L’un et l’autre vont s’investir dans la justice à grand spectacle du « Procès Papon », alors l’affaire Pascal Taïs c’est pas leur problème … Quant au proc’ ou substitut de proc’  et au juge d’instruction en charge de cette affaire ils vont roupiller fort sur le dossier …

Deni de justice souhaite connaître les brillants magistrats impliqués dans cette affaire. Merci de nous aider.

**2009 Les vrais jugements de la fausse experte.

30 juillet 2009

Après les minables experts psy du procès d’Outreau, voici l’experte bidon de Périgueux. Sans aucun diplôme, elle a exercé au tribunal pendant quatre ans, comme l’a révélé le journal « Libération », rendant une centaine de fausses expertises par an.

Certains magistrats s’en méfiaient depuis un moment et ne faisaient plus appel à ses talents … Mais la plupart ont continué jusqu’à l’an dernier à faire figurer ses analyses dans leurs dossiers. On imagine ainsi des gardes d’enfants refusées ou acceptées, des suspects condamnés ou relaxés … selon les rapports fantaisistes de Régine L. inscrite au registre des experts à la cour.

Pareille énormité ne trouble pas la Chancellerie (garde des Sceaux: ALLIOT-MARIE Michèle …) qui affirme au « Canard enchaîné » : « On ne reviendra pas sur les affaires jugées. »
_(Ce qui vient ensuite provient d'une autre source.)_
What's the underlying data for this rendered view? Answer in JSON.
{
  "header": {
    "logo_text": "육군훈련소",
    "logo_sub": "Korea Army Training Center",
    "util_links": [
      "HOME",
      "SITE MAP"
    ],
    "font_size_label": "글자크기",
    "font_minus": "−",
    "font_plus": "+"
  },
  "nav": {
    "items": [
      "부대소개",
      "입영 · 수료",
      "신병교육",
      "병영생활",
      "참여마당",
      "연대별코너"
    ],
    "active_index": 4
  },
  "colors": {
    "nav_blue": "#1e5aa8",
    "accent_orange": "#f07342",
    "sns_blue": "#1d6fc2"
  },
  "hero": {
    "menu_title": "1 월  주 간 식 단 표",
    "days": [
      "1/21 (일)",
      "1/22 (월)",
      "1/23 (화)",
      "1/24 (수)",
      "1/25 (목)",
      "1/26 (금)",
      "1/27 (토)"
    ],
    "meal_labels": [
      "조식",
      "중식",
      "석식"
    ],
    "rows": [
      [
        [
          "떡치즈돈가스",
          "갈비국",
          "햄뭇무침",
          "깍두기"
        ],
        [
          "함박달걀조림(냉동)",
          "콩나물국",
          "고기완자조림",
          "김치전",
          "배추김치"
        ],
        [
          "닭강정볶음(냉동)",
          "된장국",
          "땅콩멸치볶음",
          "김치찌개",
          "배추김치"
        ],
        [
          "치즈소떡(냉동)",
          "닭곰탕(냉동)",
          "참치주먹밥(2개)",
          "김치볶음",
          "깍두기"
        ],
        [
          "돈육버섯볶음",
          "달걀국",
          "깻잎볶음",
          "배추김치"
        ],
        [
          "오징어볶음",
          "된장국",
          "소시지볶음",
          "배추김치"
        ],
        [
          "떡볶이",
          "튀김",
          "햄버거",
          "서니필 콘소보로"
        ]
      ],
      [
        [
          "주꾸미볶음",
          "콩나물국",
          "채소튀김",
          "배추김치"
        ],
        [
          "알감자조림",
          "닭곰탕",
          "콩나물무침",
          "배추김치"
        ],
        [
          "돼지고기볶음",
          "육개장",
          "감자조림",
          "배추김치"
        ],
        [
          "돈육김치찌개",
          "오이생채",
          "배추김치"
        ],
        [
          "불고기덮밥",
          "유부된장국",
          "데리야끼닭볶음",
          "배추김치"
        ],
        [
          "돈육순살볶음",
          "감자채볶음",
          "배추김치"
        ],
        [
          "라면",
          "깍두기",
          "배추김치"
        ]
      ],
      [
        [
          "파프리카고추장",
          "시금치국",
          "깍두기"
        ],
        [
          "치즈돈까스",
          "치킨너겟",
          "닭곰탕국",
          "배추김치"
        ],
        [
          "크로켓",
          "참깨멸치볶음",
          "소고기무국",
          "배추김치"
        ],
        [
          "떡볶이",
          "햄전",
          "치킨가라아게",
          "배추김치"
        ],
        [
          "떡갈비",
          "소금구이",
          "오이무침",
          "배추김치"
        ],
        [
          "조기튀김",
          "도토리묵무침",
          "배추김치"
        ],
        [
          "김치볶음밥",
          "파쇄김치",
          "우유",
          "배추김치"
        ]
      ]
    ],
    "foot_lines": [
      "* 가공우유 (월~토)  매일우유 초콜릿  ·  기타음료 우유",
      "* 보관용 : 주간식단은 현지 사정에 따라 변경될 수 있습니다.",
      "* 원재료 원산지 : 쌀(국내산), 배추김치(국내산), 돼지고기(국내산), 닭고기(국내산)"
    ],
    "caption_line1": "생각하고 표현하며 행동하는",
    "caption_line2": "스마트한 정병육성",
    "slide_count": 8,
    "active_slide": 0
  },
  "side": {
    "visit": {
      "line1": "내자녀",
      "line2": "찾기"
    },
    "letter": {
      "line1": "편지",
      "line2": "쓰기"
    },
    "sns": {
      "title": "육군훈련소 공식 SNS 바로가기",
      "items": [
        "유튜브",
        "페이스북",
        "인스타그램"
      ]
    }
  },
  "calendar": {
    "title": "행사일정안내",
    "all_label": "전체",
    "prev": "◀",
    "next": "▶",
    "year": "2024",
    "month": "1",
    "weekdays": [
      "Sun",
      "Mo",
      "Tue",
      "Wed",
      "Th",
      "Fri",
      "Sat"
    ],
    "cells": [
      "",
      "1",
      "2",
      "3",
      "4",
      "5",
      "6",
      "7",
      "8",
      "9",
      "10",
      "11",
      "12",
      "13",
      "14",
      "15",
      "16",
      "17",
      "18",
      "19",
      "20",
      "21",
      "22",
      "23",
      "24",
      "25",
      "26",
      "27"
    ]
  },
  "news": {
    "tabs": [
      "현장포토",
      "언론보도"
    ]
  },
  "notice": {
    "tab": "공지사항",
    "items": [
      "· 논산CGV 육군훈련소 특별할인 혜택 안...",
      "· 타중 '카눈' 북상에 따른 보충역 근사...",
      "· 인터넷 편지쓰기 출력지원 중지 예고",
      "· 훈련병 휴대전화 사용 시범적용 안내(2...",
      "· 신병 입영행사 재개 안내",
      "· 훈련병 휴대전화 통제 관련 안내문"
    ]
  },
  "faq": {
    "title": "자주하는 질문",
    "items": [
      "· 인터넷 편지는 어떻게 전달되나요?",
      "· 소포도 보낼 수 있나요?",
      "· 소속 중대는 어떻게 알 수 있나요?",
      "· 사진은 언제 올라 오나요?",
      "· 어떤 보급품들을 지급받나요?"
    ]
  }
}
Demain donc , de faux juges, de faux témoins, de faux docteurs, de faux avocats pourront se présenter devant les tribunaux, pour juger, témoigner ou plaider …
Pas d’inquiétude, le système veille : « On ne reviendra pas sur les affaires jugées. « 

« Le Canard enchaîné  » n° 4631 du 29/07/09

Cette femme fut recrutée comme experte psychologue par la cour d’appel de Bordeaux et c’est devant cette cour qu’elle avait prêté serment. Mais elle intervenait au TGI de Périgueux. Sur la liste des experts bordelais elle était créditée d’une licence, d’une maitrise de psycho et d’un DESS de psycho de l’enfance et de l’adolescence.

Sauf qu’elle n’a jamais passé ces diplômes. La fausse experte réalisera environ 400 expertises de 2005 à 2008 sur requête des magistrats. Elle a été mise en examen par un juge d’instruction de Périgueux pour usage de faux, usurpation de titres …

Le proc’ de Périgueux, Yves Squercioni a indiqué que « certains filtres n’ont pas fonctionné et une des raisons de l’information judiciaire est de comprendre comment cela s’est passé ». « On ne s’improvise pas expert judiciaire, il y a une procédure d’agrément sérieuse, relativement longue ». et de préciser qu’à « un moment le contrôle qui s’effectue sur une candidature n’a pas décelé que cette femme n’était pas titulaire de diplômes ».